LLR: Yeah, for sure. You almost gave a better answer than I could, so how about when this gets written up you can say what you just said, but make it seem like I did? [Laughs]. But yeah, there's a storyline on this record. At the end, there's kind of an ultimate theme, something to take from it. The premise of the album is that my character Starface comes to the planet Earth to understand why human beings are so self-destructive, and in the process of that, my character ends up falling in love with the human girl — and lots of different things happen, but they end up becoming quite self-destructive themselves. In the end, there's a way where you can look at humanity and you can look at things like man, everything is f*cked and the world is in such a bad place — which it is — but you can look at it and be like, wow, everybody just wants to be loved. Every single human being just really deeply wants to be loved. I think my character sees that about humanity, and realizes self-destructiveness is more like a little child who's purposely falling down the stairs so that they can get some attention from their parents.
TV: The section with “LOVE BITES,” “CHANGE,” “Humanity,” “Second Hand Sadness,” and “Shell Of You” is such a stand out for me. Was this group of songs always sort of together and what part of the story do they tell?
LLR: Yeah, it kind of happens at a heartbreak point of the narrative, and so that's why they're next to each other.

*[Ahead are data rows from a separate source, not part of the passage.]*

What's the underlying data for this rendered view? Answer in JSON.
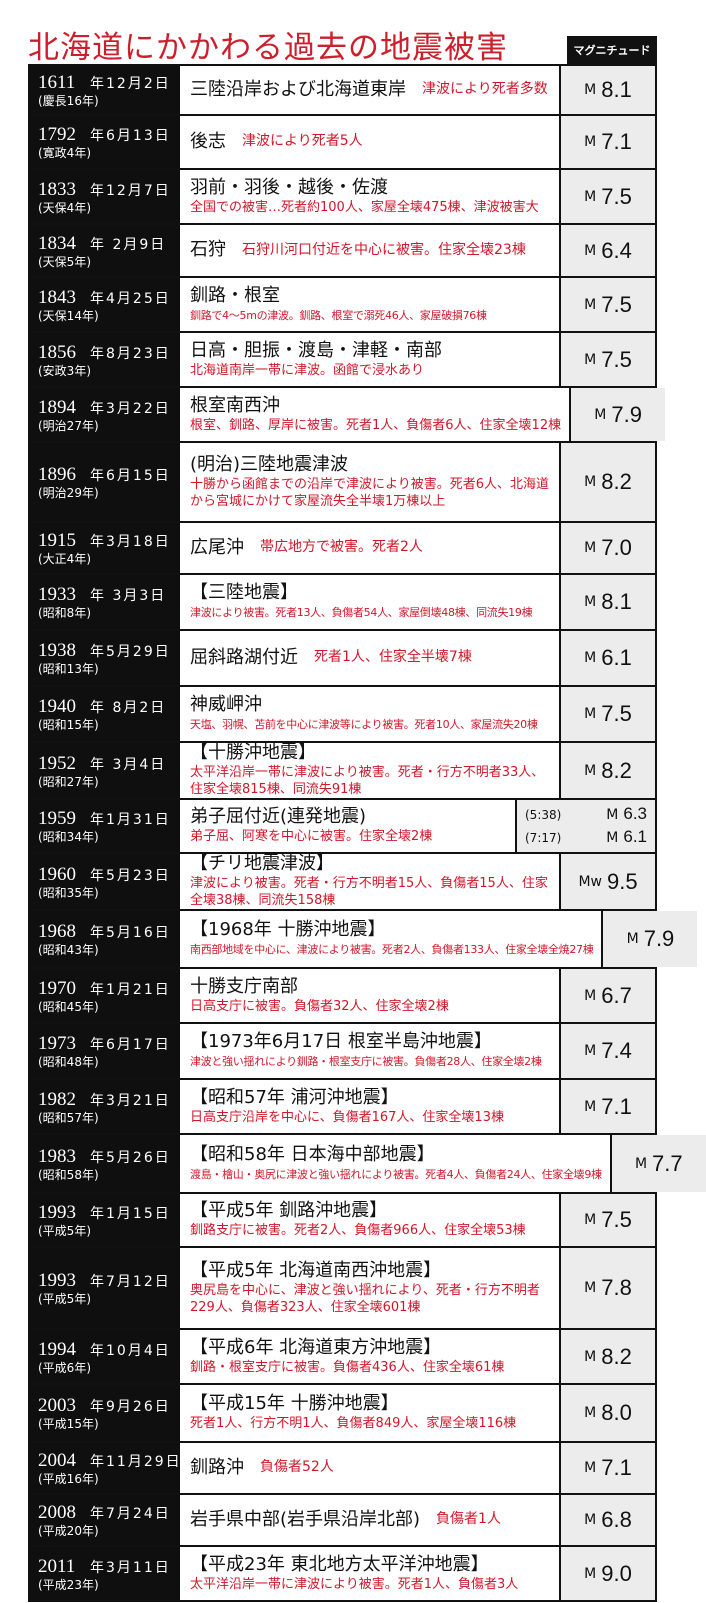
{
  "title": "北海道にかかわる過去の地震被害",
  "magnitude_header": "マグニチュード",
  "rows": [
    {
      "year": "1611",
      "md": "年12月2日",
      "era": "(慶長16年)",
      "location": "三陸沿岸および北海道東岸",
      "damage": "津波により死者多数",
      "m": "M",
      "value": "8.1",
      "h": 48
    },
    {
      "year": "1792",
      "md": "年6月13日",
      "era": "(寛政4年)",
      "location": "後志",
      "damage": "津波により死者5人",
      "m": "M",
      "value": "7.1",
      "h": 52
    },
    {
      "year": "1833",
      "md": "年12月7日",
      "era": "(天保4年)",
      "location": "羽前・羽後・越後・佐渡",
      "damage": "全国での被害…死者約100人、家屋全壊475棟、津波被害大",
      "m": "M",
      "value": "7.5",
      "h": 53
    },
    {
      "year": "1834",
      "md": "年 2月9日",
      "era": "(天保5年)",
      "location": "石狩",
      "damage": "石狩川河口付近を中心に被害。住家全壊23棟",
      "m": "M",
      "value": "6.4",
      "h": 51
    },
    {
      "year": "1843",
      "md": "年4月25日",
      "era": "(天保14年)",
      "location": "釧路・根室",
      "damage": "釧路で4〜5mの津波。釧路、根室で溺死46人、家屋破損76棟",
      "m": "M",
      "value": "7.5",
      "h": 53
    },
    {
      "year": "1856",
      "md": "年8月23日",
      "era": "(安政3年)",
      "location": "日高・胆振・渡島・津軽・南部",
      "damage": "北海道南岸一帯に津波。函館で浸水あり",
      "m": "M",
      "value": "7.5",
      "h": 53
    },
    {
      "year": "1894",
      "md": "年3月22日",
      "era": "(明治27年)",
      "location": "根室南西沖",
      "damage": "根室、釧路、厚岸に被害。死者1人、負傷者6人、住家全壊12棟",
      "m": "M",
      "value": "7.9",
      "h": 53
    },
    {
      "year": "1896",
      "md": "年6月15日",
      "era": "(明治29年)",
      "location": "(明治)三陸地震津波",
      "damage": "十勝から函館までの沿岸で津波により被害。死者6人、北海道から宮城にかけて家屋流失全半壊1万棟以上",
      "m": "M",
      "value": "8.2",
      "h": 78
    },
    {
      "year": "1915",
      "md": "年3月18日",
      "era": "(大正4年)",
      "location": "広尾沖",
      "damage": "帯広地方で被害。死者2人",
      "m": "M",
      "value": "7.0",
      "h": 50
    },
    {
      "year": "1933",
      "md": "年 3月3日",
      "era": "(昭和8年)",
      "location": "【三陸地震】",
      "damage": "津波により被害。死者13人、負傷者54人、家屋倒壊48棟、同流失19棟",
      "m": "M",
      "value": "8.1",
      "h": 54
    },
    {
      "year": "1938",
      "md": "年5月29日",
      "era": "(昭和13年)",
      "location": "屈斜路湖付近",
      "damage": "死者1人、住家全半壊7棟",
      "m": "M",
      "value": "6.1",
      "h": 54
    },
    {
      "year": "1940",
      "md": "年 8月2日",
      "era": "(昭和15年)",
      "location": "神威岬沖",
      "damage": "天塩、羽幌、苫前を中心に津波等により被害。死者10人、家屋流失20棟",
      "m": "M",
      "value": "7.5",
      "h": 54
    },
    {
      "year": "1952",
      "md": "年 3月4日",
      "era": "(昭和27年)",
      "location": "【十勝沖地震】",
      "damage": "太平洋沿岸一帯に津波により被害。死者・行方不明者33人、住家全壊815棟、同流失91棟",
      "m": "M",
      "value": "8.2",
      "h": 55
    },
    {
      "year": "1959",
      "md": "年1月31日",
      "era": "(昭和34年)",
      "location": "弟子屈付近(連発地震)",
      "damage": "弟子屈、阿寒を中心に被害。住家全壊2棟",
      "dual": [
        {
          "time": "(5:38)",
          "m": "M",
          "value": "6.3"
        },
        {
          "time": "(7:17)",
          "m": "M",
          "value": "6.1"
        }
      ],
      "h": 52
    },
    {
      "year": "1960",
      "md": "年5月23日",
      "era": "(昭和35年)",
      "location": "【チリ地震津波】",
      "damage": "津波により被害。死者・行方不明者15人、負傷者15人、住家全壊38棟、同流失158棟",
      "m": "Mw",
      "value": "9.5",
      "h": 55
    },
    {
      "year": "1968",
      "md": "年5月16日",
      "era": "(昭和43年)",
      "location": "【1968年 十勝沖地震】",
      "damage": "南西部地域を中心に、津波により被害。死者2人、負傷者133人、住家全壊全焼27棟",
      "m": "M",
      "value": "7.9",
      "h": 56
    },
    {
      "year": "1970",
      "md": "年1月21日",
      "era": "(昭和45年)",
      "location": "十勝支庁南部",
      "damage": "日高支庁に被害。負傷者32人、住家全壊2棟",
      "m": "M",
      "value": "6.7",
      "h": 53
    },
    {
      "year": "1973",
      "md": "年6月17日",
      "era": "(昭和48年)",
      "location": "【1973年6月17日 根室半島沖地震】",
      "damage": "津波と強い揺れにより釧路・根室支庁に被害。負傷者28人、住家全壊2棟",
      "m": "M",
      "value": "7.4",
      "h": 54
    },
    {
      "year": "1982",
      "md": "年3月21日",
      "era": "(昭和57年)",
      "location": "【昭和57年 浦河沖地震】",
      "damage": "日高支庁沿岸を中心に、負傷者167人、住家全壊13棟",
      "m": "M",
      "value": "7.1",
      "h": 53
    },
    {
      "year": "1983",
      "md": "年5月26日",
      "era": "(昭和58年)",
      "location": "【昭和58年 日本海中部地震】",
      "damage": "渡島・檜山・奥尻に津波と強い揺れにより被害。死者4人、負傷者24人、住家全壊9棟",
      "m": "M",
      "value": "7.7",
      "h": 57
    },
    {
      "year": "1993",
      "md": "年1月15日",
      "era": "(平成5年)",
      "location": "【平成5年 釧路沖地震】",
      "damage": "釧路支庁に被害。死者2人、負傷者966人、住家全壊53棟",
      "m": "M",
      "value": "7.5",
      "h": 52
    },
    {
      "year": "1993",
      "md": "年7月12日",
      "era": "(平成5年)",
      "location": "【平成5年 北海道南西沖地震】",
      "damage": "奥尻島を中心に、津波と強い揺れにより、死者・行方不明者229人、負傷者323人、住家全壊601棟",
      "m": "M",
      "value": "7.8",
      "h": 80
    },
    {
      "year": "1994",
      "md": "年10月4日",
      "era": "(平成6年)",
      "location": "【平成6年 北海道東方沖地震】",
      "damage": "釧路・根室支庁に被害。負傷者436人、住家全壊61棟",
      "m": "M",
      "value": "8.2",
      "h": 53
    },
    {
      "year": "2003",
      "md": "年9月26日",
      "era": "(平成15年)",
      "location": "【平成15年 十勝沖地震】",
      "damage": "死者1人、行方不明1人、負傷者849人、家屋全壊116棟",
      "m": "M",
      "value": "8.0",
      "h": 56
    },
    {
      "year": "2004",
      "md": "年11月29日",
      "era": "(平成16年)",
      "location": "釧路沖",
      "damage": "負傷者52人",
      "m": "M",
      "value": "7.1",
      "h": 50
    },
    {
      "year": "2008",
      "md": "年7月24日",
      "era": "(平成20年)",
      "location": "岩手県中部(岩手県沿岸北部)",
      "damage": "負傷者1人",
      "m": "M",
      "value": "6.8",
      "h": 50
    },
    {
      "year": "2011",
      "md": "年3月11日",
      "era": "(平成23年)",
      "location": "【平成23年 東北地方太平洋沖地震】",
      "damage": "太平洋沿岸一帯に津波により被害。死者1人、負傷者3人",
      "m": "M",
      "value": "9.0",
      "h": 51
    }
  ]
}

Sometimes, when you go through a heartbreak it can also paint your lens of how you're seeing the world as well — especially, if you were in a relationship where that person has become your everyday and it's what you’re used to. Then suddenly when that passes away, it's like, “Oh my God, who am I? What's been going on? What is my routine now? What was my original mission again?” Those songs being back to back is essentially going through a process.
TV: I'm curious about “CHANGES” in particular and the quote from the movie Glengarry Glen Ross. What specifically inspired that track?
LLR: Yeah, so that quote is read by Courtney Love who I met backstage at a random event, and…
TV: That's crazy!
LLR: Yeah! Yeah, Courtney just had the best energy. Eventually, I was like you should be on my record and she was super down. That Glengarry quote that came from Courtney. Courtney was like, ‘I want to repurpose something.’ Because this song changes very much, like f*ck the man. Stick it to the Man as Jack Black says in School of Rock. Courtney was like I have this idea of taking something that's read or said by a man in a film and repurposing it to our perspective of what the song is.
It really is about maintaining that fire inside of you, to actually believe that there is a change. I think the people who profit off of oppression are counting on intelligent people to be like man, we’re so screwed — that there is no point to even boycott or protest, or even doing anything at all. So, it’s important to keep that fire that you have when you're a young person and you first hear about injustice. You get older and older and older, and you get whittled down. So, [it’s about] keeping that belief that the world can still change.
TV: And the final message of the album, “Celestial Destiny,” could you expand on what that means for you and what you hope the listener will take away from it?
LLR: The storyline ends on an ultimatum. Starface is falling in love with the human girl and on their mission to understand why humans are self-destructive. They've got the answer and they have two options: they can either report it back to the Mothership, and they'll be reassigned to a new mission, never to return to planet Earth. Or they don't report it, which means they won't save the planet Earth, and they'll just have to stay on Earth, madly in love with their partner, but watch the whole world crumble around them. It has a second meaning which is recognizing humans as these vulnerable little things that are also really destructive, and just doing the best that you can, and that's all that you can really do.